The Chinese currency won’t threaten the U.S. dollar in the short term if it’s included in the SDR basket and the Americans will make an "all-out effort" to suppress the yuan by keeping the greenback strong, Wang Yong, a professor at the People’s Bank of China’s Zhengzhou training school, wrote in the Shanghai Securities News. Wang estimated a 90 percent chance the yuan will win reserve-currency status.

"Our strategies have already priced in the potential SDR inclusion, and hence there will not be any immediate impact on our investments in Chinese assets," said Manu George, a Singapore-based Asian fixed-income investment director at Schroder Investment Management, which oversees $487 billion of assets globally. "The inclusion is positive in the long term for the reforms being enacted by China, and to that end we could envisage seeing our exposure to Chinese bonds increase substantially over the coming years."


Illiquid Markets


While China’s bond market is the world’s third largest, annual trading as a ratio of total outstanding debt is 1.1, compared with 4.7 in the U.S., according to Bloomberg calculations. Fund managers may favor currencies such as the Swiss Franc and the Australian dollar until China can lift capital controls and improve its opaque and relatively illiquid markets.
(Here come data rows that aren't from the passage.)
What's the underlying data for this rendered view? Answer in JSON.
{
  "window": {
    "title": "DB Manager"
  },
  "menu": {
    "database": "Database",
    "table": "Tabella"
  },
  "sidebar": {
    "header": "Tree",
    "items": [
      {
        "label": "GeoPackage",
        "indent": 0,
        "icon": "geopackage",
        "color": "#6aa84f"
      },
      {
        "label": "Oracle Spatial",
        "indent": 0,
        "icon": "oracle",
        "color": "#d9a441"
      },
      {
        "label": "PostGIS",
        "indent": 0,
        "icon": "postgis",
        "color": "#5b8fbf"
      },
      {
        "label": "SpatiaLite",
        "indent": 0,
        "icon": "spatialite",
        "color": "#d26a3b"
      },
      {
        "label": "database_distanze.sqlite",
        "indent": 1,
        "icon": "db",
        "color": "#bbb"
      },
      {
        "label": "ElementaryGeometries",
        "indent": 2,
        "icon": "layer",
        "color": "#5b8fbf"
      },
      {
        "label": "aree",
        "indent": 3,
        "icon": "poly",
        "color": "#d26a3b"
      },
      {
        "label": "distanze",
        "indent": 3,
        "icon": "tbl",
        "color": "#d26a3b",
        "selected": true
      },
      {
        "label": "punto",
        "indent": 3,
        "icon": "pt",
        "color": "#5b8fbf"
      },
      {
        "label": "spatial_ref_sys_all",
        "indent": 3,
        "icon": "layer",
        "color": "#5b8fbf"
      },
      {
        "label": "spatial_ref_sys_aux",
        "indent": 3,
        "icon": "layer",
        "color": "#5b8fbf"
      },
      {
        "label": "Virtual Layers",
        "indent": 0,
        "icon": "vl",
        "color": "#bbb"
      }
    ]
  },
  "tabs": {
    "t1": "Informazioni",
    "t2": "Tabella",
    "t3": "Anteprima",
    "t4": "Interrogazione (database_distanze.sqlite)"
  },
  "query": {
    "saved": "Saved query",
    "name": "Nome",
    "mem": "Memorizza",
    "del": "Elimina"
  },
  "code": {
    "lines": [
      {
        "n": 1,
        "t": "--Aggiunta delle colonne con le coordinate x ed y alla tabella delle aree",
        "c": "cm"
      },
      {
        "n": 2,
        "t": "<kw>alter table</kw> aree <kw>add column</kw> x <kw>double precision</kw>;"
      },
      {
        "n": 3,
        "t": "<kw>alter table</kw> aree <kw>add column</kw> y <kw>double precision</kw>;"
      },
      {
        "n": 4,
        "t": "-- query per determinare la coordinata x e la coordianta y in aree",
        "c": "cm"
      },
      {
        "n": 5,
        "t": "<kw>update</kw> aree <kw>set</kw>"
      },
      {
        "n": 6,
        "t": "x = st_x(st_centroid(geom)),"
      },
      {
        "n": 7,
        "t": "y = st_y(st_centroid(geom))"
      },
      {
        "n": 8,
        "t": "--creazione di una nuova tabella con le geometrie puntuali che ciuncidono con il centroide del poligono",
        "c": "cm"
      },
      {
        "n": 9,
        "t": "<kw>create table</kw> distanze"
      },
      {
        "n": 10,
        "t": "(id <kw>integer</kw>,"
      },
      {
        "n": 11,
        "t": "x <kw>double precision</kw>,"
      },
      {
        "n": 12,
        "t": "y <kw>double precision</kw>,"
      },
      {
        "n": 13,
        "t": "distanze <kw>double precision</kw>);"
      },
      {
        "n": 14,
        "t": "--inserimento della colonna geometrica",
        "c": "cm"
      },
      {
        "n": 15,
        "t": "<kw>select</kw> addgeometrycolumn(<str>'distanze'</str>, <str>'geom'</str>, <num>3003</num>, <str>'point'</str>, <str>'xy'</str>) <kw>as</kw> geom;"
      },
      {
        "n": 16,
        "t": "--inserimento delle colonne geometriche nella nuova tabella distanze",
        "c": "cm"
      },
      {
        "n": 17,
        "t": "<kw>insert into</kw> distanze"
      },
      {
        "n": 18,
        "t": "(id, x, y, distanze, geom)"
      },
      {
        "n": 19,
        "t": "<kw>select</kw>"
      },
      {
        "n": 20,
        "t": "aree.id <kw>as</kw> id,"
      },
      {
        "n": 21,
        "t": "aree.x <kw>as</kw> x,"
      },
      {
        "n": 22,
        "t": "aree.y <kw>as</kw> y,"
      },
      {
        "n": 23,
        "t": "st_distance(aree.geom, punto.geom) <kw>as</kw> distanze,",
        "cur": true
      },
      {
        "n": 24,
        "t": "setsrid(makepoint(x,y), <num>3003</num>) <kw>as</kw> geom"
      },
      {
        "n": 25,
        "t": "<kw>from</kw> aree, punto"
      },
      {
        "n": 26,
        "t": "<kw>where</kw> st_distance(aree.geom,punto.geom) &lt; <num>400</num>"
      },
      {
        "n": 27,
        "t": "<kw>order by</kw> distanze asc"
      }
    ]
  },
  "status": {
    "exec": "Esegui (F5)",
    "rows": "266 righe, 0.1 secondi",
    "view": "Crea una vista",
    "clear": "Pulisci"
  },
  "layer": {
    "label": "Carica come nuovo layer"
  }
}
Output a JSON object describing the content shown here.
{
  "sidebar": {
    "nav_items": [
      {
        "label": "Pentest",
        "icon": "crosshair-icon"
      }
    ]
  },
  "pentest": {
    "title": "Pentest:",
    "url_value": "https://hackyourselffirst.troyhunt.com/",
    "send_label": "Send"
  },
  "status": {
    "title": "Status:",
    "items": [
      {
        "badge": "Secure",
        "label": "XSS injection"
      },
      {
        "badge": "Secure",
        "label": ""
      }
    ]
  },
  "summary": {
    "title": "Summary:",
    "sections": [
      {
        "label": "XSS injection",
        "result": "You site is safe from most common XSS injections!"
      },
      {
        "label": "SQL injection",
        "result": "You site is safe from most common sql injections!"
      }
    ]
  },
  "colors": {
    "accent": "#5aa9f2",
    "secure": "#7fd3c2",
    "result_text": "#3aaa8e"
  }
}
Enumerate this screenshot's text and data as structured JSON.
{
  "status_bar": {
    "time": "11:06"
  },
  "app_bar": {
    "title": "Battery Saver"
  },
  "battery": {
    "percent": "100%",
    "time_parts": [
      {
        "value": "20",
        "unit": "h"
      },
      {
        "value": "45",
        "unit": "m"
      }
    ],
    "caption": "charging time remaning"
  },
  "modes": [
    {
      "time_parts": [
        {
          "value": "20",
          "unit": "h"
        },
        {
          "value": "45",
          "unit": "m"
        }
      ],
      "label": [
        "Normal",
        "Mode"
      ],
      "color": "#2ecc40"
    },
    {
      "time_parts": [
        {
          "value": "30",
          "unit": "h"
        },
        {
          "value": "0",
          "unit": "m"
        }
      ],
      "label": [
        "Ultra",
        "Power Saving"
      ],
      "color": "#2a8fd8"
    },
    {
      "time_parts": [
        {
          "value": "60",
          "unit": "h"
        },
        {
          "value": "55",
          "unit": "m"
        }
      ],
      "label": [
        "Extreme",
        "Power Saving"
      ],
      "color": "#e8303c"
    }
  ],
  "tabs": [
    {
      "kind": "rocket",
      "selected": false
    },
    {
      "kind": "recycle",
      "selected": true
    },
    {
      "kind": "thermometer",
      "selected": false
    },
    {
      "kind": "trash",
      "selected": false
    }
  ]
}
The yuan has dropped 2.9 percent against the dollar this year, heading for its biggest annual decline since the government unified the official and market exchange rates in 1994, and economists surveyed by Bloomberg see it weakening a further 3.2 percent by the end of 2016. China’s economy is growing at the slowest pace in more than two decades even after six interest-rate cuts in the past year, which helped push the 10-year sovereign bond yield to the lowest level since 2009 last month.

Investec favors Chinese sovereigns bonds and debt sold by policy banks as China’s economic slowdown has put them in a “sweet spot," said Wee.

"Despite all the negative headlines over growth, yields will remain anchored and, if anything, become lower,” he said. “We know that the central bank still has some levers to pull."